Varieties of tomatoes that have existed since 1940 or earlier are referred to as heirloom tomatoes. These tomatoes have existed in the vegetable garden world without any genetic alterations or hybridization. Home gardeners who want to grow heirloom tomatoes in containers have nothing to fear. These tried-and-true tomatoes grow well in containers.
Wash the container with mild soap and warm water if it was used for anything else before planting. Swish white vinegar around in the interior of the container to kill any soil-borne bacteria or fungi that may lurk on the interior's surface if the container was used for another plant. Drill drainage holes in the container if it doesn't already have them.
Fill the container with a high-quality potting mix.
Create a hole in the center of the potting mix with a trowel or by hand. Make the hole deep enough to bury 80 percent of the plant.

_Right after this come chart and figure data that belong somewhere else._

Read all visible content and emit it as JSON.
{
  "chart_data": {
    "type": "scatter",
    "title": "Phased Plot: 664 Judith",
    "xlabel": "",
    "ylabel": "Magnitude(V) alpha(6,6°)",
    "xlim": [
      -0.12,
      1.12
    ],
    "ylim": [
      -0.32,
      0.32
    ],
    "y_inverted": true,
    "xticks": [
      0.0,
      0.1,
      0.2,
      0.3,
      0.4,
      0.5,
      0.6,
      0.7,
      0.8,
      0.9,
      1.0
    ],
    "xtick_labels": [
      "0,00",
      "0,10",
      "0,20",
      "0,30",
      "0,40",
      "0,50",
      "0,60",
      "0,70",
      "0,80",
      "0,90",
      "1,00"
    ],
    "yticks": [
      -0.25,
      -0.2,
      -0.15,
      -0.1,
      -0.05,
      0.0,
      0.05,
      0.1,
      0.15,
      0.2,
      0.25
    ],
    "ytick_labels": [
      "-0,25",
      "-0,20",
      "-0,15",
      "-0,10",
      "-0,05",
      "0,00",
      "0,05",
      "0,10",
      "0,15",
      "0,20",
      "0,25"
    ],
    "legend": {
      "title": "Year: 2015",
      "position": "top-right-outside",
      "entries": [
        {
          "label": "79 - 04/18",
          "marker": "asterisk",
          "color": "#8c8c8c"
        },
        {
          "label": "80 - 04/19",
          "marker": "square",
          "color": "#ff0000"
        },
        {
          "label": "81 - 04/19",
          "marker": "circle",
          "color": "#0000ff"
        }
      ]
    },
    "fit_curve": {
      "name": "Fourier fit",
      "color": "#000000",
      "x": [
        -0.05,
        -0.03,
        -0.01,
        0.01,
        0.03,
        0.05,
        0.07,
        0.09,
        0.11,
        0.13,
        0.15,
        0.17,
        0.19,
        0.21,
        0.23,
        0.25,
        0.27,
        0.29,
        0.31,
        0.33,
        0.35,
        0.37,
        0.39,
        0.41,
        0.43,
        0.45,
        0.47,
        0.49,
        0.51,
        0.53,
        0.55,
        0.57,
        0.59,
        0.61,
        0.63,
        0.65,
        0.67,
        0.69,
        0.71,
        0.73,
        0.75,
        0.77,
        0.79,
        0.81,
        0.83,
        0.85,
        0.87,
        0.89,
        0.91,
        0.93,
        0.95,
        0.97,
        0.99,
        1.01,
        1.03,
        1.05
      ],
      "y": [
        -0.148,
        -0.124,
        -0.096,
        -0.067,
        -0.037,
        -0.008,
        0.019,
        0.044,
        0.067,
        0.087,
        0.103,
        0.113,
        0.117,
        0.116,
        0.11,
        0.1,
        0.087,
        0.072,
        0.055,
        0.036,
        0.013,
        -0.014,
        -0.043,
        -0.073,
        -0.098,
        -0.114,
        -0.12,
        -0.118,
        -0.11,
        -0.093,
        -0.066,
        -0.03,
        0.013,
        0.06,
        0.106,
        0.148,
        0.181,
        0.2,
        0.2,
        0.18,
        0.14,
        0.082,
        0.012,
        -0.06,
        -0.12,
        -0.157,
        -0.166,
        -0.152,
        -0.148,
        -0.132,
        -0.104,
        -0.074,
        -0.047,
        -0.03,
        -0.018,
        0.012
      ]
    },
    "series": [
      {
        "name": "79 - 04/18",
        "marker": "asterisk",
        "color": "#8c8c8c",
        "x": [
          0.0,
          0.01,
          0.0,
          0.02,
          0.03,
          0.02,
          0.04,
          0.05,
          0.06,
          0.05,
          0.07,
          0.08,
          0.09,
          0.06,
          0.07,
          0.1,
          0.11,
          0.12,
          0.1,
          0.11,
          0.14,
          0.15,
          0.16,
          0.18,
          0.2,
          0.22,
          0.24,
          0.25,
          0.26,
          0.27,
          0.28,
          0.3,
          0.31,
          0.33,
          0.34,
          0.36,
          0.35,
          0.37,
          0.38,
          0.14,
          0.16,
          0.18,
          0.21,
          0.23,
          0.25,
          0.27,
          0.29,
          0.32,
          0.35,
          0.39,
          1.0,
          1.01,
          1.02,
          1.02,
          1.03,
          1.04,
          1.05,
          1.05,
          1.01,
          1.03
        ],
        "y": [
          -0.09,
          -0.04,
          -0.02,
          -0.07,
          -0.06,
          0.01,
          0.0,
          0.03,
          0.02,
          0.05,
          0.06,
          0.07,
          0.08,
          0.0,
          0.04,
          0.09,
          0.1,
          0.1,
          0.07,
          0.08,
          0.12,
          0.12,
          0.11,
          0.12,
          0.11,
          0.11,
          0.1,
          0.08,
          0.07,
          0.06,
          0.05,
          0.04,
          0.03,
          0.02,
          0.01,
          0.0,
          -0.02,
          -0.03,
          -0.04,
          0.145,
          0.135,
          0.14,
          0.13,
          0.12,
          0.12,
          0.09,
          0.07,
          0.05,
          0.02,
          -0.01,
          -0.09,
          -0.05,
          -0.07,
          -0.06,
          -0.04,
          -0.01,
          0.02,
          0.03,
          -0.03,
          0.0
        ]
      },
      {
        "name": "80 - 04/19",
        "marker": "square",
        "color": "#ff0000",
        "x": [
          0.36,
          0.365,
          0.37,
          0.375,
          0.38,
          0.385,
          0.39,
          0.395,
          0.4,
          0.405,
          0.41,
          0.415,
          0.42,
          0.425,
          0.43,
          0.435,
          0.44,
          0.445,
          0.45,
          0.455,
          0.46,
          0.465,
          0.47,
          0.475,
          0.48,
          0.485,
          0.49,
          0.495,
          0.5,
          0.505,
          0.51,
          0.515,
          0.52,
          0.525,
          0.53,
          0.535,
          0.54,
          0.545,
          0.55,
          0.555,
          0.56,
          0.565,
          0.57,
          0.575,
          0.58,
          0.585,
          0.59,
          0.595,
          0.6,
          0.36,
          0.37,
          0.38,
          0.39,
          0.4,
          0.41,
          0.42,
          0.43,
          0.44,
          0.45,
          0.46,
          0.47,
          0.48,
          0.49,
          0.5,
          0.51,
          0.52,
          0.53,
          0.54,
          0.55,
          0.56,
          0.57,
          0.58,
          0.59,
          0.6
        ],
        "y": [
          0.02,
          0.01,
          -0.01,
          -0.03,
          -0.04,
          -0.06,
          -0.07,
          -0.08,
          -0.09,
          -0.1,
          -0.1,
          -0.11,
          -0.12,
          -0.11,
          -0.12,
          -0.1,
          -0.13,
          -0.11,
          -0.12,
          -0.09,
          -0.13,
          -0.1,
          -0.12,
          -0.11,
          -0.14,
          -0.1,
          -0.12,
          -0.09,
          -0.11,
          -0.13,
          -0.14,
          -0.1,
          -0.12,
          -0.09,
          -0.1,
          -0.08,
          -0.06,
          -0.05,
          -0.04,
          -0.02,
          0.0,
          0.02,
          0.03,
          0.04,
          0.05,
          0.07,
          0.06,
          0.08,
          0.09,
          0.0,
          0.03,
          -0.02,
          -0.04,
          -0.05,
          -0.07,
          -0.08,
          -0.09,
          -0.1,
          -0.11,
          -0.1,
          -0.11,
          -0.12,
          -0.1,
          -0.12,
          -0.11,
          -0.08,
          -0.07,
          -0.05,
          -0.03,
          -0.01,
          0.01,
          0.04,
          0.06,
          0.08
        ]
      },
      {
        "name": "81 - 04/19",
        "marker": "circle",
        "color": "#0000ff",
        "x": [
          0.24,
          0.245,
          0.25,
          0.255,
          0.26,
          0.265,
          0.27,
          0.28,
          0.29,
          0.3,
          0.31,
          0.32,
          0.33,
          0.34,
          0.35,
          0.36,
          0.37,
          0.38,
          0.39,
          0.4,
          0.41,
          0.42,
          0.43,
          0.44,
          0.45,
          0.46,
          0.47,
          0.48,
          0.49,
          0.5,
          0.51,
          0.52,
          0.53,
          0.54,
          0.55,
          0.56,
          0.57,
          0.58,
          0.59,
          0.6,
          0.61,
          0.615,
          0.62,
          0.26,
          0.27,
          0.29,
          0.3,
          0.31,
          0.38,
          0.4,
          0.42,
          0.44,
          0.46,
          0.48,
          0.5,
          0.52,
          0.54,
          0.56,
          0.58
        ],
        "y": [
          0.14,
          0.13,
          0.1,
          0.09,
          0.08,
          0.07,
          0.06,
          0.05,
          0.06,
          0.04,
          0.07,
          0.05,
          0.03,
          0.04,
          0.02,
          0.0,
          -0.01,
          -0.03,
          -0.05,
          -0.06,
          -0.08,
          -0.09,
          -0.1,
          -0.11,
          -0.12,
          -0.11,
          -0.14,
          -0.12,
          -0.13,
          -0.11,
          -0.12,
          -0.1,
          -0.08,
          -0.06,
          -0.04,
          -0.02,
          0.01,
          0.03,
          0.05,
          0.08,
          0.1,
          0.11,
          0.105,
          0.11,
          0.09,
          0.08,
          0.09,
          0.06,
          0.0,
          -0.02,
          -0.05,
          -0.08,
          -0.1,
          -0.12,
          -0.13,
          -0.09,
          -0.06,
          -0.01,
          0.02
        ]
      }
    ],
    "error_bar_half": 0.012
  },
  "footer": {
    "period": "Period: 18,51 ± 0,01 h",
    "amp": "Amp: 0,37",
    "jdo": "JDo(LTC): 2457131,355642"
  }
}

Water the heirloom tomato plant when the top 2 to 3 inches of soil are dry to the touch. Do not let the soil dry out. Water the plant's soil carefully, wetting only the soil. Remove any lower leaves that get wet during watering. Remove any leaves that show signs of fungal infections (black spots or yellowing) to prevent spread of the disease.
Feed the tomatoes a fertilizer formulated for specifically for tomatoes. Follow the label instructions for dosage details.
Place a cage or stakes around the tomato plant before it reaches 1 foot in height to hold up new branches and developing fruit.